Ce n’est pas une profession spécifique qu’il convient de blâmer parce que c’est l’ensemble du système qui dysfonctionne. Les journalistes s’appuient sur les sondages d’opinion durant leurs interviews d’hommes politiques : « pourtant, selon les sondages, les Français pensent plutôt que…». En même temps, les politiciens prétendent incarner en permanence les aspirations les plus profondes de la nation : « voilà ce que veulent vraiment les Français ». Ils sont tellement inspirés que, parfois, ils n’ont même pas besoin de sondages pour le savoir… mais exprimer les souhaits de la population demeure pour eux un passage obligé avant de formuler la moindre proposition. Dans cette espèce de folie collective, seul le comportement des instituts d’enquête d’opinion est compréhensible puisqu’il leur permet de s’en mettre plein les poches.

Elle est loin l’époque où François Mitterrand abolissait la peine de mort contre l’avis de la majorité de ses concitoyens. Le cas de François Fillon est édifiant. Le candidat à la présidentielle annonçait du « sang et des larmes », des mesures éprouvantes afin de réduire la dette. Il tenait un langage de vérité, disait-il. Pourtant, avant même que des incohérences entre ses positions et ses pratiques familiales ne soient mises au jour, il avait reculé en partie sous la pression des médias et de ses amis. Face au tollé suscité par son projet d’une assurance-maladie recentrée sur les pathologies les plus graves, il annonça la gorge nouée que le remboursement des paires de lunettes pour les enfants serait intégral s’il était élu… Tout se passe comme si aller contre le courant, même l’espace d’un instant, était assimilable à un déni de démocratie.

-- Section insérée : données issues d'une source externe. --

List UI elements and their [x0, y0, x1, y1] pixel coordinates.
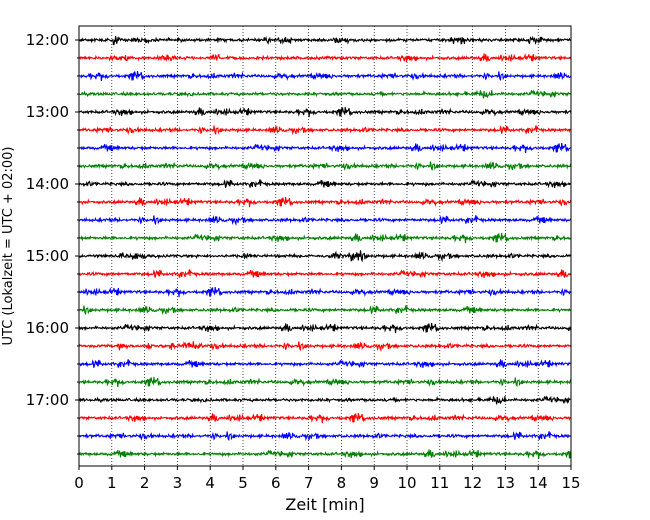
x-tick-label: 1: [107, 474, 117, 492]
x-tick-label: 11: [430, 474, 449, 492]
trace-1500: [78, 250, 572, 263]
trace-1445: [78, 232, 572, 244]
trace-1230: [78, 70, 572, 82]
seismogram-traces: [78, 35, 572, 460]
trace-1345: [78, 161, 572, 172]
trace-1545: [78, 305, 572, 316]
x-tick-label: 2: [140, 474, 150, 492]
y-axis-label: UTC (Lokalzeit = UTC + 02:00): [1, 147, 16, 346]
trace-1300: [78, 106, 572, 118]
minute-grid: [111, 26, 539, 466]
x-tick-label: 5: [238, 474, 248, 492]
x-tick-label: 6: [271, 474, 281, 492]
x-tick-label: 14: [529, 474, 548, 492]
x-tick-label: 15: [561, 474, 580, 492]
trace-1315: [78, 125, 572, 136]
trace-1200: [79, 35, 572, 46]
x-tick-label: 13: [496, 474, 515, 492]
y-tick-label: 13:00: [26, 103, 69, 121]
trace-1530: [78, 286, 572, 298]
x-tick-label: 7: [304, 474, 314, 492]
y-tick-label: 16:00: [26, 319, 69, 337]
plot-frame: [78, 25, 572, 467]
trace-1245: [78, 89, 572, 99]
trace-1615: [78, 341, 572, 353]
y-tick-label: 15:00: [26, 247, 69, 265]
trace-1330: [78, 142, 572, 154]
trace-1600: [78, 322, 572, 334]
trace-1415: [78, 196, 572, 208]
x-tick-label: 12: [463, 474, 482, 492]
x-axis-ticks: 0 1 2 3 4 5 6 7 8 9 10 11 12 13 14 15: [74, 466, 581, 492]
x-tick-label: 9: [369, 474, 379, 492]
trace-1745: [78, 449, 572, 460]
x-tick-label: 10: [397, 474, 416, 492]
x-axis-label: Zeit [min]: [285, 495, 364, 514]
y-tick-label: 12:00: [26, 31, 69, 49]
y-tick-label: 17:00: [26, 391, 69, 409]
trace-1715: [78, 412, 572, 424]
trace-1730: [78, 431, 572, 442]
trace-1645: [78, 376, 572, 388]
trace-1700: [78, 395, 572, 405]
x-tick-label: 8: [337, 474, 347, 492]
trace-1430: [78, 215, 572, 227]
x-tick-label: 3: [173, 474, 183, 492]
trace-1215: [79, 53, 572, 63]
y-tick-label: 14:00: [26, 175, 69, 193]
trace-1515: [78, 269, 572, 279]
y-axis-ticks: 12:00 13:00 14:00 15:00 16:00 17:00: [26, 31, 79, 455]
trace-1400: [78, 179, 572, 189]
x-tick-label: 0: [74, 474, 84, 492]
trace-1630: [78, 359, 572, 369]
x-tick-label: 4: [205, 474, 215, 492]
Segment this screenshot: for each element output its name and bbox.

Cela, Emmanuel Macron l’a mieux compris que tous puisque, avant de concocter un semblant de programme, ses équipes battaient le terrain dans le but de recueillir la parole des Français.

Il ne s’agit même pas de cette démocratie participative remise à l’honneur par Ségolène Royal durant la campagne de 2007. La dictature des sondages va beaucoup plus loin et renvoie en fait au concept de cyberdémocratie défendu notamment par Ross Perot, le milliardaire texan candidat aux élections américaines de 1992 et 1996. Grâce aux nouvelles technologies, il serait quasiment possible d’organiser des referendums à chaque seconde. Cette démocratie instantanée serait le dernier coup assené au débat politique, pourtant capital à la démocratie même si les sondages essaient de nous faire croire que la démocratie se réduit à la notion de majorité – laquelle a pourtant pris du plomb dans l’aile depuis que l’on sait, avec le Brexit et l’élection de Donald Trump, que le bon peuple réagit parfois de façon étrange dans l’isoloir. Gustav Klimt jugeait que, « si l’on ne peut par ses actions et son art plaire à tous, il faut choisir de plaire au petit nombre. Plaire à beaucoup n’est pas une solution ». L’IFOP ne lui dit pas merci…

Conseils de lecture :

Garrigou Alain, L’ivresse des sondages, Paris, La Découverte, 2006.
Levy Pierre, Cyberdémocratie, Paris, Odile Jacob, 2002.